Q: Can I use Skew templates without a paid Kingfisher subscription? A: Yes -- Basic and Vanilla templates are free every weekend on alpha.thekingfisher.io. Use weekends to practice reading CLD patterns, spot/perp CVD divergences, and volume extreme signals without paying anything. For weekday trading with real-time data during market hours, you need a Pro ($79/month) or Elite ($109/month) subscription since delayed data is not actionable for intraday setups.
Q: What is the difference between CVD on Skew templates versus Kingfisher's native CVD tool? A: Skew template CVDs (developed by 52kSkew) show spot versus perp CVD side-by-side with exchange-specific breakdowns and visual divergence detection built in. Kingfisher's native CVD tool provides deeper integration with LiqMap and TOF data on the same chart. They use the same underlying data but present it differently -- Skew templates excel at comparative analysis across exchanges, while native KF CVD is better for combining volume confirmation with liquidation cluster targeting.
Q: How do I know if a CLD signal is reliable or just noise? A: Look at three things: bar size relative to recent average (a spike 3x+ normal size is significant), consistency (multiple bars stacking in the same direction at the same price level shows sustained liquidation activity), and confluence with other indicators (CLD long-liquidation spike at the same level where LiqMap shows a current cluster is your highest-probability setup). A single isolated CLD bar without cluster confirmation is worth watching but not trading.

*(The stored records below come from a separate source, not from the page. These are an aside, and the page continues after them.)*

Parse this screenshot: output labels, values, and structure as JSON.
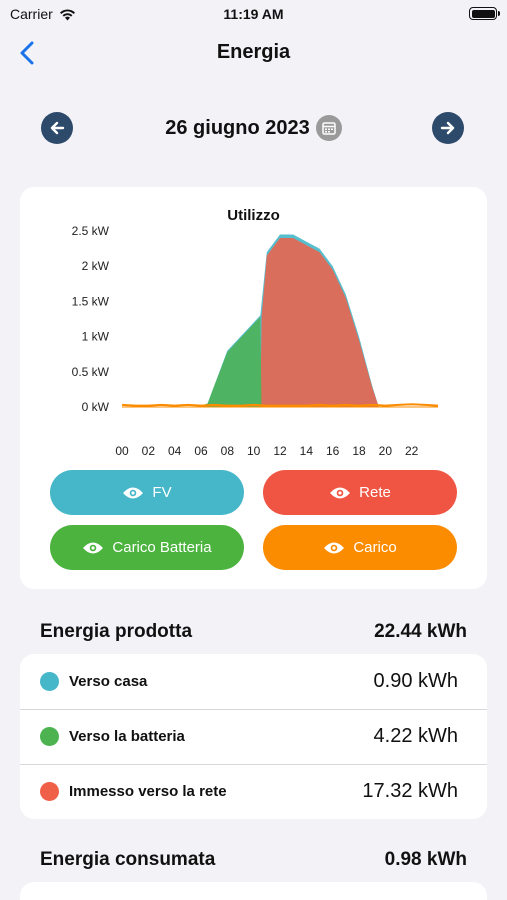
{
  "status": {
    "carrier": "Carrier",
    "time": "11:19 AM"
  },
  "nav": {
    "title": "Energia"
  },
  "date": {
    "label": "26 giugno 2023"
  },
  "chart_data": {
    "type": "area",
    "title": "Utilizzo",
    "x_ticks": [
      "00",
      "02",
      "04",
      "06",
      "08",
      "10",
      "12",
      "14",
      "16",
      "18",
      "20",
      "22"
    ],
    "y_ticks": [
      "2.5 kW",
      "2 kW",
      "1.5 kW",
      "1 kW",
      "0.5 kW",
      "0 kW"
    ],
    "ylim": [
      -0.3,
      2.5
    ],
    "xlim": [
      0,
      24
    ],
    "colors": {
      "FV": "#45b7c9",
      "Rete": "#f06048",
      "Carico Batteria": "#4cb350",
      "Carico": "#fb8c00"
    },
    "series": [
      {
        "name": "FV",
        "x": [
          0,
          5.8,
          6.5,
          7,
          8,
          9,
          10,
          10.5,
          11,
          12,
          13,
          14,
          15,
          16,
          17,
          18,
          19,
          19.5,
          20,
          24
        ],
        "y": [
          0,
          0,
          0.05,
          0.3,
          0.8,
          1.0,
          1.2,
          1.3,
          2.2,
          2.45,
          2.45,
          2.35,
          2.25,
          2.0,
          1.6,
          1.0,
          0.3,
          0,
          0,
          0
        ]
      },
      {
        "name": "Carico Batteria",
        "x": [
          0,
          5.8,
          6.5,
          7,
          8,
          9,
          10,
          10.5,
          10.6,
          24
        ],
        "y": [
          0,
          0,
          0.05,
          0.3,
          0.78,
          0.98,
          1.18,
          1.28,
          0,
          0
        ]
      },
      {
        "name": "Rete",
        "x": [
          0,
          10.5,
          10.6,
          11,
          12,
          13,
          14,
          15,
          16,
          17,
          18,
          19,
          19.5,
          20,
          24
        ],
        "y": [
          0,
          0,
          1.28,
          2.15,
          2.4,
          2.4,
          2.3,
          2.2,
          1.95,
          1.55,
          0.95,
          0.28,
          0,
          0,
          0
        ]
      },
      {
        "name": "Carico",
        "x": [
          0,
          1,
          2,
          3,
          4,
          5,
          6,
          7,
          8,
          9,
          10,
          11,
          12,
          13,
          14,
          15,
          16,
          17,
          18,
          19,
          20,
          21,
          22,
          23,
          24
        ],
        "y": [
          0.03,
          0.02,
          0.02,
          0.03,
          0.02,
          0.03,
          0.02,
          0.03,
          0.02,
          0.02,
          0.03,
          0.02,
          0.02,
          0.02,
          0.02,
          0.03,
          0.02,
          0.03,
          0.02,
          0.03,
          0.02,
          0.03,
          0.04,
          0.03,
          0.02
        ]
      }
    ]
  },
  "legend": {
    "fv": "FV",
    "rete": "Rete",
    "carico_batteria": "Carico Batteria",
    "carico": "Carico"
  },
  "produced": {
    "title": "Energia prodotta",
    "total": "22.44 kWh",
    "rows": [
      {
        "label": "Verso casa",
        "value": "0.90 kWh",
        "color": "#45b7c9"
      },
      {
        "label": "Verso la batteria",
        "value": "4.22 kWh",
        "color": "#4cb350"
      },
      {
        "label": "Immesso verso la rete",
        "value": "17.32 kWh",
        "color": "#f06048"
      }
    ]
  },
  "consumed": {
    "title": "Energia consumata",
    "total": "0.98 kWh"
  }
}
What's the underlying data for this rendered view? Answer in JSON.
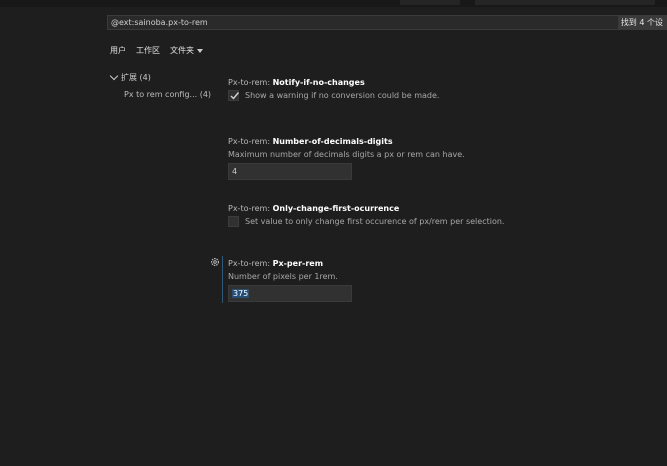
{
  "search": {
    "query": "@ext:sainoba.px-to-rem",
    "result_count": "找到 4 个设"
  },
  "tabs": [
    {
      "label": "用户"
    },
    {
      "label": "工作区"
    },
    {
      "label": "文件夹"
    }
  ],
  "tree": {
    "group_label": "扩展 (4)",
    "child_label": "Px to rem config... (4)"
  },
  "settings": [
    {
      "category": "Px-to-rem: ",
      "name": "Notify-if-no-changes",
      "description": "Show a warning if no conversion could be made.",
      "type": "checkbox",
      "checked": true
    },
    {
      "category": "Px-to-rem: ",
      "name": "Number-of-decimals-digits",
      "description": "Maximum number of decimals digits a px or rem can have.",
      "type": "number",
      "value": "4"
    },
    {
      "category": "Px-to-rem: ",
      "name": "Only-change-first-ocurrence",
      "description": "Set value to only change first occurence of px/rem per selection.",
      "type": "checkbox",
      "checked": false
    },
    {
      "category": "Px-to-rem: ",
      "name": "Px-per-rem",
      "description": "Number of pixels per 1rem.",
      "type": "number",
      "value": "375"
    }
  ],
  "icons": {
    "gear": "gear-icon",
    "check": "checkmark-icon",
    "chevron": "chevron-down-icon"
  },
  "colors": {
    "background": "#1e1e1e",
    "focus_accent": "#0e639c",
    "selection": "#264f78"
  }
}
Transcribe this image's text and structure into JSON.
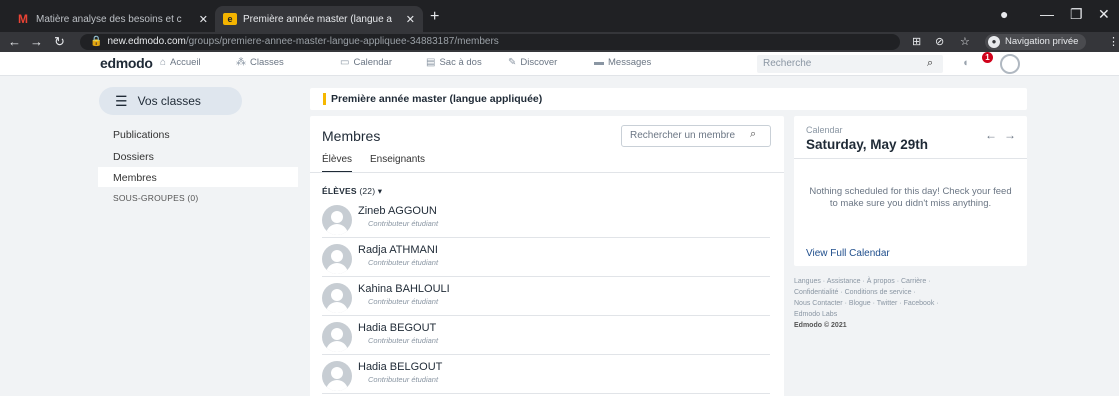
{
  "browser": {
    "tabs": [
      {
        "title": "Matière analyse des besoins et c",
        "active": false
      },
      {
        "title": "Première année master (langue a",
        "active": true
      }
    ],
    "new_tab": "+",
    "url_host": "new.edmodo.com",
    "url_path": "/groups/premiere-annee-master-langue-appliquee-34883187/members",
    "incognito_label": "Navigation privée"
  },
  "nav": {
    "logo": "edmodo",
    "items": [
      {
        "label": "Accueil",
        "icon": "home-icon"
      },
      {
        "label": "Classes",
        "icon": "classes-icon"
      },
      {
        "label": "Calendar",
        "icon": "calendar-icon"
      },
      {
        "label": "Sac à dos",
        "icon": "backpack-icon"
      },
      {
        "label": "Discover",
        "icon": "discover-icon"
      },
      {
        "label": "Messages",
        "icon": "messages-icon"
      }
    ],
    "search_placeholder": "Recherche",
    "notification_count": "1"
  },
  "sidebar": {
    "vos_classes": "Vos classes",
    "links": [
      "Publications",
      "Dossiers",
      "Membres"
    ],
    "active": "Membres",
    "subgroups": "SOUS-GROUPES (0)"
  },
  "group": {
    "title": "Première année master (langue appliquée)"
  },
  "members": {
    "heading": "Membres",
    "search_placeholder": "Rechercher un membre",
    "tabs": [
      "Élèves",
      "Enseignants"
    ],
    "active_tab": "Élèves",
    "section_label": "ÉLÈVES",
    "section_count": "(22)",
    "list": [
      {
        "name": "Zineb AGGOUN",
        "role": "Contributeur étudiant"
      },
      {
        "name": "Radja ATHMANI",
        "role": "Contributeur étudiant"
      },
      {
        "name": "Kahina BAHLOULI",
        "role": "Contributeur étudiant"
      },
      {
        "name": "Hadia BEGOUT",
        "role": "Contributeur étudiant"
      },
      {
        "name": "Hadia BELGOUT",
        "role": "Contributeur étudiant"
      }
    ]
  },
  "calendar": {
    "label": "Calendar",
    "date": "Saturday, May 29th",
    "empty_message": "Nothing scheduled for this day! Check your feed to make sure you didn't miss anything.",
    "view_link": "View Full Calendar"
  },
  "footer": {
    "lines": [
      "Langues · Assistance · À propos · Carrière ·",
      "Confidentialité · Conditions de service ·",
      "Nous Contacter · Blogue · Twitter · Facebook ·",
      "Edmodo Labs"
    ],
    "copyright": "Edmodo © 2021"
  },
  "colors": {
    "accent_yellow": "#f5b700",
    "chrome_dark": "#202124",
    "link_blue": "#1f4e8c",
    "badge_red": "#d0021b"
  }
}
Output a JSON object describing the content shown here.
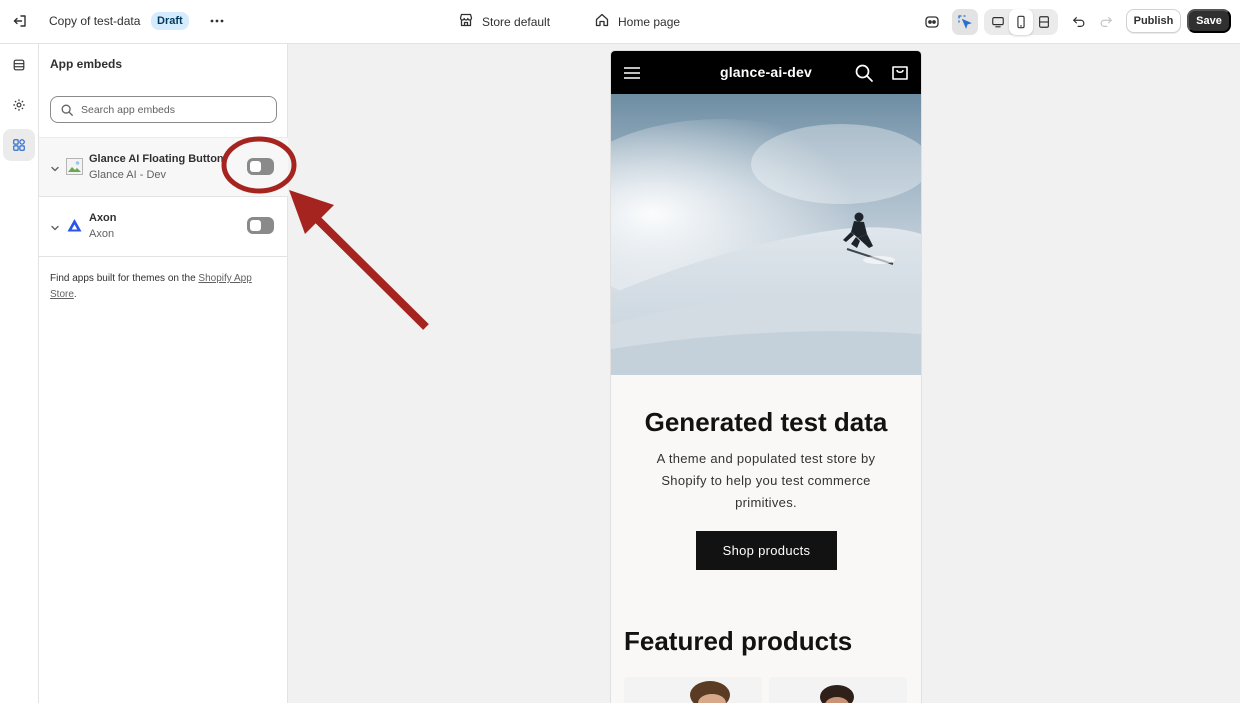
{
  "topbar": {
    "theme_name": "Copy of test-data",
    "status_badge": "Draft",
    "store_selector": "Store default",
    "page_selector": "Home page",
    "publish_label": "Publish",
    "save_label": "Save",
    "icons": [
      "exit-icon",
      "more-icon",
      "store-icon",
      "home-icon",
      "ai-assistant-icon",
      "inspector-icon",
      "desktop-view-icon",
      "mobile-view-icon",
      "fullscreen-icon",
      "undo-icon",
      "redo-icon"
    ]
  },
  "rail": {
    "items": [
      {
        "name": "sections",
        "icon": "sections-icon",
        "active": false
      },
      {
        "name": "theme-settings",
        "icon": "gear-icon",
        "active": false
      },
      {
        "name": "app-embeds",
        "icon": "apps-icon",
        "active": true
      }
    ]
  },
  "panel": {
    "title": "App embeds",
    "search_placeholder": "Search app embeds",
    "embeds": [
      {
        "name": "Glance AI Floating Button",
        "provider": "Glance AI - Dev",
        "enabled": false,
        "icon": "image-placeholder-icon"
      },
      {
        "name": "Axon",
        "provider": "Axon",
        "enabled": false,
        "icon": "axon-logo-icon"
      }
    ],
    "footnote_text": "Find apps built for themes on the ",
    "footnote_link": "Shopify App Store",
    "footnote_end": "."
  },
  "preview": {
    "store_name": "glance-ai-dev",
    "heading": "Generated test data",
    "description": "A theme and populated test store by Shopify to help you test commerce primitives.",
    "cta_label": "Shop products",
    "featured_heading": "Featured products"
  },
  "colors": {
    "annotation": "#a5241f",
    "save_button": "#303030",
    "badge_bg": "#d5ebff",
    "preview_header": "#000000"
  }
}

Q: Should I run multiple Skew templates simultaneously? A: No -- that is a fast path to analysis paralysis. Pick one primary template that matches your trading style (Basic for trend+flow, Vanilla for exchange microstructure, Premium for institutional context) and master it. You can toggle a second template for confirmation on specific setups, but running three or more at once splits your attention and degrades decision quality. One template used well beats five templates used poorly.